In November 2017, the system’s trustees voted to implement several measures to raise money and cut costs over seven years. The actions were taken in response to the system’s annual projected investment return being reduced from 8% to 7.5%.

The measures included reducing the monthly stipend for retirees from $75 to $50, starting in fiscal 2020, and no longer granting cost-of-living increases to retirees based on their $75 monthly stipend, starting in fiscal 2019. Retirees get a 3% annual cost-of-living adjustment.

The trustees also voted to increase the rate charged to employers from 14% to 14.25% of payroll in fiscal 2020, and then increase by 0.25 percentage point a year in each of the

next three fiscal years until the rate reaches 15% in fiscal 2023. Each 0.25 percentage-point increase was projected to raise employer costs by about $7 million a year.

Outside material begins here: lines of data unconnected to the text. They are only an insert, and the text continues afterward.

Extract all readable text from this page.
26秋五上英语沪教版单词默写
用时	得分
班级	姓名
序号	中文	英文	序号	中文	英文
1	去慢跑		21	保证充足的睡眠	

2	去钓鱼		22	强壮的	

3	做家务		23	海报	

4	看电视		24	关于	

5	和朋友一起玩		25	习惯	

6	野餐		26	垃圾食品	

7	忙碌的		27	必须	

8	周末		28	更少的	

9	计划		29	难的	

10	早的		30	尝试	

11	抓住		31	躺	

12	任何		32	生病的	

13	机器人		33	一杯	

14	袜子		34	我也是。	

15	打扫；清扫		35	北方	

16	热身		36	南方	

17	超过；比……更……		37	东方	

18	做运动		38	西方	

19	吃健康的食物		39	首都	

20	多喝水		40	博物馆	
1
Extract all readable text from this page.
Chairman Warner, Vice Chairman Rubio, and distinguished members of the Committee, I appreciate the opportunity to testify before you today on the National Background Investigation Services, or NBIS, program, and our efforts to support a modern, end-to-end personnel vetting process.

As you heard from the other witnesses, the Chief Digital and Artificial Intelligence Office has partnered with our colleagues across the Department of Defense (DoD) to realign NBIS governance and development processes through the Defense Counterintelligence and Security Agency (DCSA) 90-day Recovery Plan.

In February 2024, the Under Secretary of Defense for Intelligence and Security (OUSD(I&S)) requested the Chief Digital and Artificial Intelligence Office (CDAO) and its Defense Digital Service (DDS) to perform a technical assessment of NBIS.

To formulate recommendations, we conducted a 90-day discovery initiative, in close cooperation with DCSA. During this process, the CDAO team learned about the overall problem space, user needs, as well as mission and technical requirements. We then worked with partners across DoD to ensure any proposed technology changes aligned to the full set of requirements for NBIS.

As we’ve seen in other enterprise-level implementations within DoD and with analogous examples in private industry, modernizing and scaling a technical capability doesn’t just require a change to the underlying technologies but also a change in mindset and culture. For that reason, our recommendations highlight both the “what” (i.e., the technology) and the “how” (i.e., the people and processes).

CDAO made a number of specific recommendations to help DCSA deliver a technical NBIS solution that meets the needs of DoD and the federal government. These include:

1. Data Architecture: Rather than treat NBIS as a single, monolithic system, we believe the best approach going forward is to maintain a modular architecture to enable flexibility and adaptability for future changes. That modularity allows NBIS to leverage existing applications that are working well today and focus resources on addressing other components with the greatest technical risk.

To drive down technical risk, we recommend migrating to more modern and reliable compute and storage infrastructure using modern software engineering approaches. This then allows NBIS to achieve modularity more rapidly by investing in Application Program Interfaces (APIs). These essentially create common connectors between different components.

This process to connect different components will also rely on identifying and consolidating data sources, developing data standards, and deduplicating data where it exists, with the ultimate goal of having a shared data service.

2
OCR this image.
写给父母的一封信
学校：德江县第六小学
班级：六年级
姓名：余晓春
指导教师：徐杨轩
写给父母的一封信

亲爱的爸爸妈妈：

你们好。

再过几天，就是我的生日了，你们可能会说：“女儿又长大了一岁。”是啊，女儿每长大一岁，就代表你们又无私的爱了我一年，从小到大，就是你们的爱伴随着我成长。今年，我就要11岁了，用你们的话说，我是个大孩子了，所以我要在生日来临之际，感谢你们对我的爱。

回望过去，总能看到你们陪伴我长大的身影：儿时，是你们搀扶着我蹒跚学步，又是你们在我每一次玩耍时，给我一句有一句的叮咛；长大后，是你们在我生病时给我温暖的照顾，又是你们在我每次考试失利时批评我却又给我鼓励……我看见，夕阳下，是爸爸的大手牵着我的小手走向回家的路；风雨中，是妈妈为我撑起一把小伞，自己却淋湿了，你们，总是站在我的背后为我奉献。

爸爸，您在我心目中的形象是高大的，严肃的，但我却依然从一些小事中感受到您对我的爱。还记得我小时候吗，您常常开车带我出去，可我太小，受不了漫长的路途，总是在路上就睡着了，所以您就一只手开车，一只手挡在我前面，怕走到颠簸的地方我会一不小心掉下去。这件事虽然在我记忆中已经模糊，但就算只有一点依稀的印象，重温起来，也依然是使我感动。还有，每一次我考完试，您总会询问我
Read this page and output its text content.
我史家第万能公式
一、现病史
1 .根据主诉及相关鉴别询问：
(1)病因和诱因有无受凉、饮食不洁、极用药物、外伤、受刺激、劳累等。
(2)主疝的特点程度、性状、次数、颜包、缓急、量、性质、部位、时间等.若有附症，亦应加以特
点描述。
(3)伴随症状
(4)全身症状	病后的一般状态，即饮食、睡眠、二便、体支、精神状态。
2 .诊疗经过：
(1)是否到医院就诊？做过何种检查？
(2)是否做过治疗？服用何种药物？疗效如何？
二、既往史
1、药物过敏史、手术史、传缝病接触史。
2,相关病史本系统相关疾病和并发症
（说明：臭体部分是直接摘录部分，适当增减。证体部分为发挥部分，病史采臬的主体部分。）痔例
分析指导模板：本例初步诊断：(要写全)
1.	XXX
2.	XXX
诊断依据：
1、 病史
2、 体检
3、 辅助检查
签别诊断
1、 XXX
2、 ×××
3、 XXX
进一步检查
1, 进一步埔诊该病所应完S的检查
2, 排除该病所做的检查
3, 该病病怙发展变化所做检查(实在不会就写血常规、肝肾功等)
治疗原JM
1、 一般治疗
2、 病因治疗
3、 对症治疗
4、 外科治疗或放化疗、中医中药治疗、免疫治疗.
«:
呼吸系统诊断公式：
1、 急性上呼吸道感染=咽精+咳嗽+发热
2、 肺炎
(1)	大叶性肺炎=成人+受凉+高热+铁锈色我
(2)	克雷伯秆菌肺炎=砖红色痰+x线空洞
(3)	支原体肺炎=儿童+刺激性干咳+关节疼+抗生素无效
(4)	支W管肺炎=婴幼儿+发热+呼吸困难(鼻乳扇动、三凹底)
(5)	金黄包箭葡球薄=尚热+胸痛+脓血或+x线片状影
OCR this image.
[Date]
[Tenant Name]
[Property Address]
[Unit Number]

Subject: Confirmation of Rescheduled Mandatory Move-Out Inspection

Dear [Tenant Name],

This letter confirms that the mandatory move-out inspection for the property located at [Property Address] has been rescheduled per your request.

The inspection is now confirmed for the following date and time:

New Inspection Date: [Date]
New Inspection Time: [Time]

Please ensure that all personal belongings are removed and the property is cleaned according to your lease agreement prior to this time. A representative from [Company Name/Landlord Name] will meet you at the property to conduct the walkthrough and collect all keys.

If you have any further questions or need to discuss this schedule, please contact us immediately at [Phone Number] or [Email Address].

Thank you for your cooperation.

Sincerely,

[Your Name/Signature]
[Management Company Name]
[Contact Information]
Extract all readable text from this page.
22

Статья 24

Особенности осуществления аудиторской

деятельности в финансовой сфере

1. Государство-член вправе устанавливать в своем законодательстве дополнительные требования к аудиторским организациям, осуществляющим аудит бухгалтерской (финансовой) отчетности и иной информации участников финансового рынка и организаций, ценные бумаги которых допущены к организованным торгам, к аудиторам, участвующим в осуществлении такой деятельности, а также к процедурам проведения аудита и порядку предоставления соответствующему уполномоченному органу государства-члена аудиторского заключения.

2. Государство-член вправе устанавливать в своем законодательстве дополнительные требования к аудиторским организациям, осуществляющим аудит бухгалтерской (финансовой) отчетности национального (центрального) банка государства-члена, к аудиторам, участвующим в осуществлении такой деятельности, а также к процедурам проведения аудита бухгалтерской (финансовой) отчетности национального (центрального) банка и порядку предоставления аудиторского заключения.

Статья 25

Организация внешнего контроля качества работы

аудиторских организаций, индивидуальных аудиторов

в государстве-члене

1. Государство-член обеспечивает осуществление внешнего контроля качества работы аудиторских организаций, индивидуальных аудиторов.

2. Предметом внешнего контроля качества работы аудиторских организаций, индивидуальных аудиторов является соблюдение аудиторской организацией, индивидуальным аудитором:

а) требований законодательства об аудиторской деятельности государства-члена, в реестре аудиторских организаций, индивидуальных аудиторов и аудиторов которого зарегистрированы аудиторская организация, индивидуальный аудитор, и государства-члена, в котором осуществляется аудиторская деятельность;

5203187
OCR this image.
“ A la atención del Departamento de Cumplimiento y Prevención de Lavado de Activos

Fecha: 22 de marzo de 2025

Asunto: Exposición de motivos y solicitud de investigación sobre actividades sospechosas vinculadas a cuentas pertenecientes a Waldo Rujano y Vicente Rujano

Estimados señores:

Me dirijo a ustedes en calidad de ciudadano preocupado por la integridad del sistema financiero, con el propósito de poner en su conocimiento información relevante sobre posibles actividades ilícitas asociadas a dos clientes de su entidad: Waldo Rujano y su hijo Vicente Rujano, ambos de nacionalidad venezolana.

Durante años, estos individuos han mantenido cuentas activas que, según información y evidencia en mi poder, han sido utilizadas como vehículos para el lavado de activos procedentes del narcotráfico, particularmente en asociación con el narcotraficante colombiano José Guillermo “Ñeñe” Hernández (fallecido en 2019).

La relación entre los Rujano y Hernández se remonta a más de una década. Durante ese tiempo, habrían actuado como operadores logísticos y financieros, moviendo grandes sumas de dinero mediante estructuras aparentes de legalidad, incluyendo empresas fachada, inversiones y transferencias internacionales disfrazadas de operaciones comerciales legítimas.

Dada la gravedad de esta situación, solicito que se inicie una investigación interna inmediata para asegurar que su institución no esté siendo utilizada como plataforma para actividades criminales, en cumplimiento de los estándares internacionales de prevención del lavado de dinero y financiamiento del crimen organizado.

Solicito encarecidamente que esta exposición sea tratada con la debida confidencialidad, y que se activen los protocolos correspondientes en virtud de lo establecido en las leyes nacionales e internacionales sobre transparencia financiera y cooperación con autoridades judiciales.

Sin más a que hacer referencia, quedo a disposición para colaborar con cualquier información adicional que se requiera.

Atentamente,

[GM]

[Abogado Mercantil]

Trustees raised the rate charged to members who pay into the system from 6% of salary to 6.25% in 2020 and then by 0.25 percentage point for each of the next three fiscal years until it reaches 7% in 2023. Each 0.25 percentage-point increase was projected to raise members’ contributi­ons by about $5.5 million a year.

Earlier in the meeting, Duncan Baird, director of the Public Employees Retirement System, told lawmakers the system was 79% funded as of June 30, 2018, with investment­s totaling $8.4 billion and liabilitie­s totaling $10.6 billion, leaving an unfunded liability of $2.2 billion. The projected payoff period for the unfunded liabilitie­s was 26 years as of June 30, 2018, he said.

The public employees system

paid $530 million in benefits and received $341 million in contributi­ons from employers and employees in 2018, Baird said. Employers pay an amount equal to 15.32% of payroll. Most employees pay 5% of their salary.

Baird said the system earned an investment return of about 5.3% in 2019, and that’s lower than its targeted annual return of 7.5%.

“Some considerat­ions that I just wanted to throw out there when looking to the future from a financial perspectiv­e would be that financial challenges tend to compound in size over time,” Baird said. “Small adjustment­s sooner can help avoid larger adjustment­s in the future.”